En octobre 2014, 30 000 foyers avaient déjà vu leur service d’eau et d’assainissement coupé, entraînant la visite de deux Rapporteurs spéciaux des Nations Unies. Leur déclaration soulignait que des « milliers de foyers vivent dans la peur que l’eau leur soit coupée à tout moment sans préavis … et que les enfants pourraient être pris par les services de protection de l’enfance car les maisons sans eau courante sont jugées inhabitables pour les enfants. » En dépit de leur critique et d’une large couverture médiatique, les factures d’eau impayées sont maintenant liées aux impôts fonciers, exposant des milliers de propriétaires à des saisies en raison du non paiement des impôts fonciers.

Flickr/uusc4all (Some rights reserved)
In Detroit, water shutoffs prompt grassroots groups to respond: “Water is a human right!” This conception of human rights moves beyond the narrow liberal rights tradition.
Alertant les États-Unis et ses alliés sur l’aggravation de la situation, Maureen Taylor, présidente du MWRO, commence souvent les présentations sur Détroit en proclamant : « Bienvenus dans le futur ! ». Établie en 1918, l’usine Ford de River Rouge alla jusqu’à employer plus de 100 000 résidents de Détroit. Aujourd’hui, la technologie et la sous-traitance ont éliminé des dizaines de milliers d’emplois. River Rouge reste le plus grand centre de production de Ford, mais il n’emploie que 6 000 personnes. Détroit apporte une perspective importante pour examiner l’expérimentation libérale, dans le domaine de la démocratie, des droits individuels et du libre marché, incarnée par les États-Unis. Ce modèle a insufflé l’innovation technologique, l’augmentation de la productivité et la réduction du coût du travail dans la recherche du profit. Pendant un certain temps, le libéralisme a également créé un espace pour l’organisation du travail, et de nombreux employés du secteur automobile de Détroit, blancs et noirs, eurent la possibilité de bénéficier de salaires stables suffisants pour s’offrir des maisons décentes et des retraites confortables. Cependant, le futur paraît bien sombre vu de Détroit.

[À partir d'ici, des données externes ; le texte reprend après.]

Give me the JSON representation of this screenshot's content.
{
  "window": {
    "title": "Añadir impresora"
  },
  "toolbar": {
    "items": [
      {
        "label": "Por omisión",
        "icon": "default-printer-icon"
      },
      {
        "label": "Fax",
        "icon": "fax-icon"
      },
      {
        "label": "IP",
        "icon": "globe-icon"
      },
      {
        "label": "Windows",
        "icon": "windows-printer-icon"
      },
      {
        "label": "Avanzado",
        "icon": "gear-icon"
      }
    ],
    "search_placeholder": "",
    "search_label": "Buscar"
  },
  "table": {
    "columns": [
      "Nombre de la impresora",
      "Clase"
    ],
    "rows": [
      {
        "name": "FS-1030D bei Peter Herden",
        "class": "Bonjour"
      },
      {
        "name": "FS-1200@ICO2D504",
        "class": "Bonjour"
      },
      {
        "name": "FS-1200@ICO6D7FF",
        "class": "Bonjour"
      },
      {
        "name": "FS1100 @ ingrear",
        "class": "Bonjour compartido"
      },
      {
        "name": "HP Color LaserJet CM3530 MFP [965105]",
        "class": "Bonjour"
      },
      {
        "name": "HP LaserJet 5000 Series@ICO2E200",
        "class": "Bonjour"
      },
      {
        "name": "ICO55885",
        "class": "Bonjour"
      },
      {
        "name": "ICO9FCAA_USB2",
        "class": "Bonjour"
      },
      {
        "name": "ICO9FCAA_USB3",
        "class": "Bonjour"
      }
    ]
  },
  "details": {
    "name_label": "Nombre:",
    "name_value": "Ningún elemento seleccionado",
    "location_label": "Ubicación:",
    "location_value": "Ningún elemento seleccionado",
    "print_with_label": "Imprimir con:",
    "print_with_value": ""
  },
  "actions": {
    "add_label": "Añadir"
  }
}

La tradition des droits libéraux prône la liberté individuelle et l’égalité formelle devant la loi, mais elle ne promet pas de mettre fin aux inégalités substantielles. D’ici 2013, 39 % de la population en diminution rapide de Détroit vivait en dessous du seuil officiel de pauvreté. 83 % des résidents étaient des afro-américains. La tradition des droits libéraux prône la liberté individuelle et l’égalité formelle devant la loi, mais elle ne promet pas de mettre fin aux inégalités substantielles. Ni le libéralisme classique, ni le néolibéralisme, ne garantissent le droit à l’eau, au logement ou à d’autres biens et services publics.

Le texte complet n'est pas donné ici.